Quanto mais famosa e reconhecida é a marca anterior, menor tende a ser a margem de segurança para terceiros que tentam usar elementos próximos. Isso não significa que todo prefixo seja proibido, mas significa que a análise precisa ser feita com cautela técnica.
Impactos reais de uma negativa
Quando um pedido é barrado por conflito com marca de alto renome, as consequências podem ser sérias. A empresa pode perder investimento em identidade visual, ser obrigada a realizar rebranding completo, arcar com novos custos de registro, refazer embalagens, trocar domínio, alterar redes sociais e ainda enfrentar notificações ou ações judiciais.
Em muitos casos, o negócio já está operando quando descobre o problema. Isso torna a mudança mais cara e mais sensível, porque envolve não apenas aspectos jurídicos, mas também reputação, confiança do cliente e posicionamento de mercado.
Estratégia correta: pensar antes de criar
Antes de definir o nome de uma empresa, o ideal é realizar uma análise de viabilidade completa. Essa análise deve considerar a existência de marcas semelhantes, o grau de proteção de marcas conhecidas, a proximidade entre os segmentos, o risco jurídico envolvido e as possibilidades reais de aprovação no INPI.
No caso de nomes que usam partículas famosas, siglas, prefixos ou elementos visualmente associados a marcas consolidadas, essa análise se torna ainda mais importante. Criatividade sem estratégia pode custar caro.
Por que esse tipo de disputa está aumentando?
Com o crescimento do número de empresas no Brasil e o fortalecimento do marketing digital, cada vez mais marcas estão sendo criadas. Muitas delas acabam esbarrando em nomes já consolidados, especialmente quando tentam usar elementos curtos, memoráveis ou inspirados em marcas famosas.

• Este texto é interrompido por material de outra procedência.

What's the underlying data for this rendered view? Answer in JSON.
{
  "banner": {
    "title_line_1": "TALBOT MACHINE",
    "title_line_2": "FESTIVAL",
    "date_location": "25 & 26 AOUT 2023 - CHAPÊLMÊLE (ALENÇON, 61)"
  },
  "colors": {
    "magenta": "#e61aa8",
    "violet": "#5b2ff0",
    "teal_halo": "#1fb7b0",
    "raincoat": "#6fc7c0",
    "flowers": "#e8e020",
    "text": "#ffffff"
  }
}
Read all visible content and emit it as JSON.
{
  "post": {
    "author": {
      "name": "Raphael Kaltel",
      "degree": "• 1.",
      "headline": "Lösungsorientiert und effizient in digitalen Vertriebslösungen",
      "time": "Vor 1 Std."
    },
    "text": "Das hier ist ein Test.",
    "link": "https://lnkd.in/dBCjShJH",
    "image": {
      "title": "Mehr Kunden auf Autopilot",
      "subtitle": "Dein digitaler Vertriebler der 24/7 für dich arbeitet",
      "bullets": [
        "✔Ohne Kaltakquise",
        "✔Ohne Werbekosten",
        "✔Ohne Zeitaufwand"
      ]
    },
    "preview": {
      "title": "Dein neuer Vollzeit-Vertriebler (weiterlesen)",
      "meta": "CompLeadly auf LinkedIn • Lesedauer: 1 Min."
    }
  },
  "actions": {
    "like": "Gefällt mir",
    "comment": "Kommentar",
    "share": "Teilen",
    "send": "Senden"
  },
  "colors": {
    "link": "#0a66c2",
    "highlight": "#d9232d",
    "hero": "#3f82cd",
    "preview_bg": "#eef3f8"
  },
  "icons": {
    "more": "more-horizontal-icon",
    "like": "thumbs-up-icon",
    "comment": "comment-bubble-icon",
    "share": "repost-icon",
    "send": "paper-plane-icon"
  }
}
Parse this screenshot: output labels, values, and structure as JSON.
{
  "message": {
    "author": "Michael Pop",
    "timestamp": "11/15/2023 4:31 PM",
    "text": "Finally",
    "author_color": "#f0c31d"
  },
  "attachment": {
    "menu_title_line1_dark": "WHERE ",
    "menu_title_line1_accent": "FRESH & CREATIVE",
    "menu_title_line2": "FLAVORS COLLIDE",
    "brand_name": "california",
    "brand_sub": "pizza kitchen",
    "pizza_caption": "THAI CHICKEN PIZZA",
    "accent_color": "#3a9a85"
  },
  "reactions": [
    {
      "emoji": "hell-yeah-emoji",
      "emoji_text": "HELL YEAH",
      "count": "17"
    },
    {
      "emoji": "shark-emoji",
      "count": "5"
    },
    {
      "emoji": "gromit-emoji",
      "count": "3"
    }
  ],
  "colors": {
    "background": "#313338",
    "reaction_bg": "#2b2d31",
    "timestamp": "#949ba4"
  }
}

Além disso, marcas fortes estão mais atentas à proteção de seus ativos, o INPI avalia riscos de associação e o consumidor está cada vez mais exposto a identidades de marca semelhantes nos mesmos canais digitais.
Conclusão: não basta ser diferente, é preciso ser registrável
Criar uma marca vai muito além de escolher um nome bonito ou chamativo. Quando você utiliza elementos associados a marcas fortes, como o “Mc”, entra automaticamente em uma zona de risco jurídico. A lição é clara: não basta ser diferente. É preciso ser registrável, defensável e juridicamente seguro.
Como o SOS Marcas e Patentes pode ajudar?
O SOS Marcas e Patentes avalia riscos de colidência, marcas de alto renome, oposição de terceiros e viabilidade de registro antes do depósito, ajudando sua empresa a escolher nomes mais seguros e com maior chance de aprovação.
Perguntas frequentes
Posso registrar uma marca com o prefixo “Mc”?
Depende do contexto, da classe de atuação e do risco de associação com marcas anteriores. Em segmentos próximos à alimentação, o risco tende a ser maior.
Marca de alto renome protege apenas o mesmo segmento?
Não. A marca de alto renome possui proteção especial em todos os ramos de atividade, conforme a Lei da Propriedade Industrial.
Mudar uma letra evita conflito com marca famosa?
Nem sempre. O INPI pode negar o registro se a impressão geral da marca ainda gerar confusão ou associação indevida.
Por que devo fazer análise antes de criar o nome?
Porque a análise de viabilidade evita investimento em marcas que podem ser indeferidas, contestadas ou juridicamente frágeis.